Coronaviruses encode multiple interferon antagonists that modulate the host response to virus replication. Here, we evaluated pathogenesis and host transcription in response to infection with murine coronaviruses encoding independent mutations in two different viral antagonists: the deubiquitinase (DUB) within nonstructural protein 3 and the endoribonuclease (EndoU) within nonstructural protein 15. The virus with reduced ability to deubiquitinate proteins, herein termed the DUBmut virus, was engineeredviaX-ray structure-guided mutagenesis and activates an earlier interferon response than the wild type virus. However, the replication kinetics of DUBmut in cultured cells are similar to wild type virus and pathogenesis in mice is also similar to what was observed during infection with wild type virus. On the other hand, we previously reported that an EndoUmut virus containing an inactivated endoribonuclease activity elicited rapid and robust activation of type I interferon, which limited virus replication and pathogenesis. Here, using a transcriptomics approach, we compared the scope and kinetics of the host response to the wild type, DUBmut, and EndoUmut viruses in infected macrophages. We found that the EndoUmut virus activates a focused response, predominantly involving type I interferons and a subset of interferon-responsive genes, within 12 hours after infection.
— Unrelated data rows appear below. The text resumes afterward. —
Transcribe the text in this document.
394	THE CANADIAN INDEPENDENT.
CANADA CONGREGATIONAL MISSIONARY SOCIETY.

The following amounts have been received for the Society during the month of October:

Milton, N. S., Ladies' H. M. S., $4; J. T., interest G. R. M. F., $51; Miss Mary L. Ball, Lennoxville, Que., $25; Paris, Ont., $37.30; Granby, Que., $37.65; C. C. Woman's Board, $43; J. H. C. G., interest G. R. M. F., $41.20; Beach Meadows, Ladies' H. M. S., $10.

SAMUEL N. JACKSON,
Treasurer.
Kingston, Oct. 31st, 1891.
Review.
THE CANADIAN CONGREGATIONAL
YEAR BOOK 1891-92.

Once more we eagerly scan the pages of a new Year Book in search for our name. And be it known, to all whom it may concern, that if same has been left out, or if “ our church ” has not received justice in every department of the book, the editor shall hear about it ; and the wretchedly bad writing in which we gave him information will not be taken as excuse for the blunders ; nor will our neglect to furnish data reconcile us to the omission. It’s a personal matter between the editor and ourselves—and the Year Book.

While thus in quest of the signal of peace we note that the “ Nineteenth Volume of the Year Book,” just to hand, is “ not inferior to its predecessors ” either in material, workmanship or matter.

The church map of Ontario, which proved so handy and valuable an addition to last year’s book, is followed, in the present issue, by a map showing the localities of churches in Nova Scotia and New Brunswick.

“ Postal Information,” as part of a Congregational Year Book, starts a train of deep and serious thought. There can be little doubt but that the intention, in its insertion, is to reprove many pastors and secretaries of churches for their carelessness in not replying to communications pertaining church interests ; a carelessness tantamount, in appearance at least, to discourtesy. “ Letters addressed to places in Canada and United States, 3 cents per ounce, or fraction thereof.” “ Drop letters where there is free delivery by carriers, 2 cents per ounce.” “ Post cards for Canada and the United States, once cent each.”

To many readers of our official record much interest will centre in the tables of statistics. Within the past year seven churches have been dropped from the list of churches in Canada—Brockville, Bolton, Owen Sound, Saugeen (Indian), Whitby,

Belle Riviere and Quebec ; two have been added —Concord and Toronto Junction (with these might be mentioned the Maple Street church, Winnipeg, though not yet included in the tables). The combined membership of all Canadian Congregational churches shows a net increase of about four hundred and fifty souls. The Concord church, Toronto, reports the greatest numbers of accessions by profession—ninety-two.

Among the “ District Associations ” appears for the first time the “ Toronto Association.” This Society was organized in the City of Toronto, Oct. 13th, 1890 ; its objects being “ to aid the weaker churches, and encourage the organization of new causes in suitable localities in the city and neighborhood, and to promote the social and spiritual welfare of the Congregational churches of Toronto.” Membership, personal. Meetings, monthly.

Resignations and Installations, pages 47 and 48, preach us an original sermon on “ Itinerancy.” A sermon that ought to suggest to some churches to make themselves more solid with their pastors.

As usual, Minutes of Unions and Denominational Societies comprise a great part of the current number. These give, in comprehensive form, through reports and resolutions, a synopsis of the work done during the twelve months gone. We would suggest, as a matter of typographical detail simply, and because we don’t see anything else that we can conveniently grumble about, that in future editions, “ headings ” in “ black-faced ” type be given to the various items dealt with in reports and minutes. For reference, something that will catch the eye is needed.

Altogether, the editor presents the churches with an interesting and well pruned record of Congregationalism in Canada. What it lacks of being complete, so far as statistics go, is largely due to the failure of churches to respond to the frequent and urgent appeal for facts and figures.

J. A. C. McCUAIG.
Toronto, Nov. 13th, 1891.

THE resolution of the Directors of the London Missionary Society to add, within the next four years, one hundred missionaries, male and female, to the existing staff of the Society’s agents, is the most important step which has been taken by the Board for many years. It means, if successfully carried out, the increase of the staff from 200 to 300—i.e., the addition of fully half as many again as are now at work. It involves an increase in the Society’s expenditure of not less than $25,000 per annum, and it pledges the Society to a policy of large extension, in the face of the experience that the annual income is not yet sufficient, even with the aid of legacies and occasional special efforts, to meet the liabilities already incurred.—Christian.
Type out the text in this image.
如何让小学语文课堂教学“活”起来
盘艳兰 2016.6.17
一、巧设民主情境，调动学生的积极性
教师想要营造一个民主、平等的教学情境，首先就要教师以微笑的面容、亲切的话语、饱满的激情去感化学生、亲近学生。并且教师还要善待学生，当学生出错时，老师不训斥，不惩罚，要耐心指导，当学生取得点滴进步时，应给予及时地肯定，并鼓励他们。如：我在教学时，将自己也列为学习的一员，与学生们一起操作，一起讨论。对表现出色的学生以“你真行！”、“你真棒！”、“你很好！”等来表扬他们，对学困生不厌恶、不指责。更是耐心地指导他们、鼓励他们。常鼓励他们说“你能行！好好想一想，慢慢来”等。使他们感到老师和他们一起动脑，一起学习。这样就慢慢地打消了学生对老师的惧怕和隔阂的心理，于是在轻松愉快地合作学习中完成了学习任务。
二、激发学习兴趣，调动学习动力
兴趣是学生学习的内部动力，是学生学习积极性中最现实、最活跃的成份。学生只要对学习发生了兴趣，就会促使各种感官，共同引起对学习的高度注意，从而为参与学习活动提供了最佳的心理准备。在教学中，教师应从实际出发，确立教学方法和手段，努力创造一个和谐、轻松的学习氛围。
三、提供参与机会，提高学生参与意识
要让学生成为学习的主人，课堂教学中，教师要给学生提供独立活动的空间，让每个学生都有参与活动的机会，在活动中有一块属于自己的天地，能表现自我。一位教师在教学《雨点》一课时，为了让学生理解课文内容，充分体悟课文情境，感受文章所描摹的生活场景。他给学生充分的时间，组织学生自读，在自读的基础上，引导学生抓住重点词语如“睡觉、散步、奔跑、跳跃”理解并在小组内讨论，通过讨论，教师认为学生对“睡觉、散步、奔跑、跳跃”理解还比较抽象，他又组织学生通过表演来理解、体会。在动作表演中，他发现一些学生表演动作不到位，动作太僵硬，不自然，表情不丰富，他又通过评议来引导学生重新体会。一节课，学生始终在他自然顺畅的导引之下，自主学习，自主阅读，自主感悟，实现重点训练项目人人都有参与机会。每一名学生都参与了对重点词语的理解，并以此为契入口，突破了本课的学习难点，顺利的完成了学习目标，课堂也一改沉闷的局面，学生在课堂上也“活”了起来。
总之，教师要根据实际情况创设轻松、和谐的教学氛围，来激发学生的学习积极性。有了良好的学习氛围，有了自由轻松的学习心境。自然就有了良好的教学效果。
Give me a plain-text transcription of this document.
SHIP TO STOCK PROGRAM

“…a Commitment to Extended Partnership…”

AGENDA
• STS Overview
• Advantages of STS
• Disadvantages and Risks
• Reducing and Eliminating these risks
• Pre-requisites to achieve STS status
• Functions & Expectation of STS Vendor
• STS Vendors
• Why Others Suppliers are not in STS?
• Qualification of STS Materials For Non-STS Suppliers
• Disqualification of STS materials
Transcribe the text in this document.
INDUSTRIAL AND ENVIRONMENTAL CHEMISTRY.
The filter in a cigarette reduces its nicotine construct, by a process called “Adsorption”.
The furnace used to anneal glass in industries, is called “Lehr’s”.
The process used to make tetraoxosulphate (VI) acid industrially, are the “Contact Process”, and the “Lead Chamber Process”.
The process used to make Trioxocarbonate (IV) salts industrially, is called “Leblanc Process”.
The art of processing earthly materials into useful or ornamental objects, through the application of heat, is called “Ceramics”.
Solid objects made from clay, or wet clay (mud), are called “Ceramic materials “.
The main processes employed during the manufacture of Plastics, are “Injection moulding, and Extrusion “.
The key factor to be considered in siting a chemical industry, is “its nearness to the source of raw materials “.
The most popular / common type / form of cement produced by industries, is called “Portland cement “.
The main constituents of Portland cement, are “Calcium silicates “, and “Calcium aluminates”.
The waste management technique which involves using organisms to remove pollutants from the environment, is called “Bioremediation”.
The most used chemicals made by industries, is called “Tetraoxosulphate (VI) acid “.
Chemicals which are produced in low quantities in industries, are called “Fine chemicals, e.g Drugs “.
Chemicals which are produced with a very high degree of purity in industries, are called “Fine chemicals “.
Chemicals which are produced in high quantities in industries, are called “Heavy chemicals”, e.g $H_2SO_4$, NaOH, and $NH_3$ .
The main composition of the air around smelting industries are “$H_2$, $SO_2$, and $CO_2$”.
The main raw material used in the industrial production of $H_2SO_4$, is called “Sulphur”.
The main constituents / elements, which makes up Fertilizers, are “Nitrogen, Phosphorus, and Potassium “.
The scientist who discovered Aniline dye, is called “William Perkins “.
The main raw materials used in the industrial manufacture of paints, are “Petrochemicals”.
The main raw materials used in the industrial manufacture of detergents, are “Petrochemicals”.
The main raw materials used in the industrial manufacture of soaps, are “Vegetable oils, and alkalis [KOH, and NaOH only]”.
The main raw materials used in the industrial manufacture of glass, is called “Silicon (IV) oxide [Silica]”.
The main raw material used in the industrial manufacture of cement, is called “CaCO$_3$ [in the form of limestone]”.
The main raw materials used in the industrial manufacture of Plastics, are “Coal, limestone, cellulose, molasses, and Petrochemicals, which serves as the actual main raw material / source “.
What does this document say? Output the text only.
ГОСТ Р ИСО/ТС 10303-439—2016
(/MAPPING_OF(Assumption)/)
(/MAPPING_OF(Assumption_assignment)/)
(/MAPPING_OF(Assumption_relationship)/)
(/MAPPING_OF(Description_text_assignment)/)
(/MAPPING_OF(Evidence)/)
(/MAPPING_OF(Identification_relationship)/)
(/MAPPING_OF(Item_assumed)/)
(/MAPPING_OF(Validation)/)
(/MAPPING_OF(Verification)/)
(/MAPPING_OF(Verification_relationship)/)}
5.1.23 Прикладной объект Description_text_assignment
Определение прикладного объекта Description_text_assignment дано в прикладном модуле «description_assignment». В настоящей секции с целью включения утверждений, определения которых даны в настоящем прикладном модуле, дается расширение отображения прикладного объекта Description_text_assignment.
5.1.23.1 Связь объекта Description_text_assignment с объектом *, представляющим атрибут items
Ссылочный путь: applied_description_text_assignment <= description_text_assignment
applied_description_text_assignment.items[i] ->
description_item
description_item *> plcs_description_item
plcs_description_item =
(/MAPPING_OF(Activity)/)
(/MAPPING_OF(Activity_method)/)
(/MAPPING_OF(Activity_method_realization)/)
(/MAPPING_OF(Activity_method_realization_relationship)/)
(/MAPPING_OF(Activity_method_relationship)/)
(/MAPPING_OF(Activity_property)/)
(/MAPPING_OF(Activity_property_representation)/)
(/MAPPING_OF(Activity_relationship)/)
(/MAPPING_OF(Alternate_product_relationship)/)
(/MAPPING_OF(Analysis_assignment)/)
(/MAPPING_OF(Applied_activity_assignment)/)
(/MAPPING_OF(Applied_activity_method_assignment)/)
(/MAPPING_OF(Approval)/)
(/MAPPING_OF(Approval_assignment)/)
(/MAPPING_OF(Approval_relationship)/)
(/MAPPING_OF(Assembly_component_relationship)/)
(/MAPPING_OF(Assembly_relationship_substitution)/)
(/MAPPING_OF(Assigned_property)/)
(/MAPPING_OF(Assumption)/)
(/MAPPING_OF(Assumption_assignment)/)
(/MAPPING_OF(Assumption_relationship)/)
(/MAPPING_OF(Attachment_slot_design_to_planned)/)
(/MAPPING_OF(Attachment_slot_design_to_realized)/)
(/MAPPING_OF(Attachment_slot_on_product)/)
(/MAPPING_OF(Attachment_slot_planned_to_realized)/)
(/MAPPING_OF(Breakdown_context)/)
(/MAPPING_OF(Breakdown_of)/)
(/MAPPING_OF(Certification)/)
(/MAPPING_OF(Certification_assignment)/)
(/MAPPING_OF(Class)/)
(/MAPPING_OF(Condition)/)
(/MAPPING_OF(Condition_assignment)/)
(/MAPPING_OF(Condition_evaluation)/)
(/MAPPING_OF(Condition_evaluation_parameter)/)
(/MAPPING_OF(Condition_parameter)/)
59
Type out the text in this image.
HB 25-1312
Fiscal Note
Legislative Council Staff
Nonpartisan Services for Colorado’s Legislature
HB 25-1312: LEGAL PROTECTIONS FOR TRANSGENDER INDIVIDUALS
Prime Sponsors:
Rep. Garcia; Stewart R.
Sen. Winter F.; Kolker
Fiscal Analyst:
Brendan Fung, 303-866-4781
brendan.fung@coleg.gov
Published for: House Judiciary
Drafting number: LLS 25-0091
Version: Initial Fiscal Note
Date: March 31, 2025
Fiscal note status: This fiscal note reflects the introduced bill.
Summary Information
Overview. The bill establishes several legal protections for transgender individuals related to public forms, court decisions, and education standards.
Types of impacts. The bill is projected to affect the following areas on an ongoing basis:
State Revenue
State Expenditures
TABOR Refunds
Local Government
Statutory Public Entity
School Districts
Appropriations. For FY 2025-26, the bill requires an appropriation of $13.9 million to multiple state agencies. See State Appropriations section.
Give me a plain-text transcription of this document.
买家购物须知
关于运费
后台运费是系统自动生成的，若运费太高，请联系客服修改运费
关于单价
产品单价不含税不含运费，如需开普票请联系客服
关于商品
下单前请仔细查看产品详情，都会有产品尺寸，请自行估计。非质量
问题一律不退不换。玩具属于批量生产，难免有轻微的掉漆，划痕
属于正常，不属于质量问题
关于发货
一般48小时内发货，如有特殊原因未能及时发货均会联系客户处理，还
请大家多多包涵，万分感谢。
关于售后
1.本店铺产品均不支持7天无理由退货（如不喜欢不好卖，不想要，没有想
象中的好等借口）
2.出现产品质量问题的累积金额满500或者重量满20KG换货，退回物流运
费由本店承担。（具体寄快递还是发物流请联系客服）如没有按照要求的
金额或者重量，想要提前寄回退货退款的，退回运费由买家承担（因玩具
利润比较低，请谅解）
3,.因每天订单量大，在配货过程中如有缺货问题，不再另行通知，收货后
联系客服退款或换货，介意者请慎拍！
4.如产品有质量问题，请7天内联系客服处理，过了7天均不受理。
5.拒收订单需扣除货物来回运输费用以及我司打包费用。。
In contrast, the wild type and DUBmut viruses stimulate upregulation of over 2,800 genes, including activation of unfolded protein response (UPR) pathways and a proinflammatory profile associated with viral pathogenesis. This study highlights the role of viral interferon antagonists in shaping the kinetics and magnitude of the host response during virus infection and demonstrates that inactivation of a dominant viral antagonist, the coronavirus endoribonuclease, dramatically alters the host response in macrophages and the disease process.
Our results demonstrating upregulation of the unfolded protein response (UPR) in response to wild type and DUBmut coronavirus replication confirm and extend the work of earlier studies that documented activation of the ER sensors PERK, IRE1, and ATF-6 during coronavirus infection [32,34,35]. Heavy utilization of the endoplasmic reticulum for generating coronavirus replication complexes and of the ER-Golgi intermediate compartment for assembling virus particles places a substantial load on the host translational machinery during infection. Host sensors IRE1, ATF-6, and PERK are situated in the ER to sense and respond to such overload by prompting upregulated expression of genes encoding ER chaperones, amino acid transporters, and activators of lipid biosynthesis. Ironically, many of these proteins ultimately facilitate virus replication and assembly. Notably, it has been demonstrated that UPR pathways that promote apoptosis are blocked during coronavirus replication [32, 34]. The ability of viruses to modulate the UPR has important implications for the innate immune response to such viruses because the UPR has been shown to attenuate antiviral defenses by way of degrading the type I interferon receptor . To our knowledge, the results presented here provide the first transcriptomic evidence of UPR activation in coronavirus-infected macrophages, underlining an important role for UPR pathways in the coronavirus life cycle. Our observation that EndoUmut-infected macrophages exhibit significantly lower expression of several genes involved in UPR pathways compared with wild type- and DUBmut-infected cells is consistent with the reduced levels of virus replication detected in EndoUmut-infected macrophages.
The notion of inactivating viral interferon antagonists as a means of generating live-attenuated vaccines is supported by recent reports of screening for inactivation of influenza A virus-encoded interferon antagonists , as well as studies that revealed that the classic vaccine strain of yellow fever virus encodes an interferon antagonist in the NS5 protein . For coronaviruses, it is not yet clear if disabling a single interferon antagonist, such as the highly conserved EndoU, will be sufficient to attenuate viruses that infect different cell types in different species. Promisingly, our studies of a coronavirus that causes lethal disease in piglets, porcine epidemic diarrhea virus (PEDV), revealed that inactivation of EndoU activity is associated with attenuated disease . However, additional work is needed to evaluate potential reversion of EndoU mutant viruses and to determine if inactivating multiple interferon antagonists is an effective approach for generating safe and effective live-attenuated coronavirus vaccines.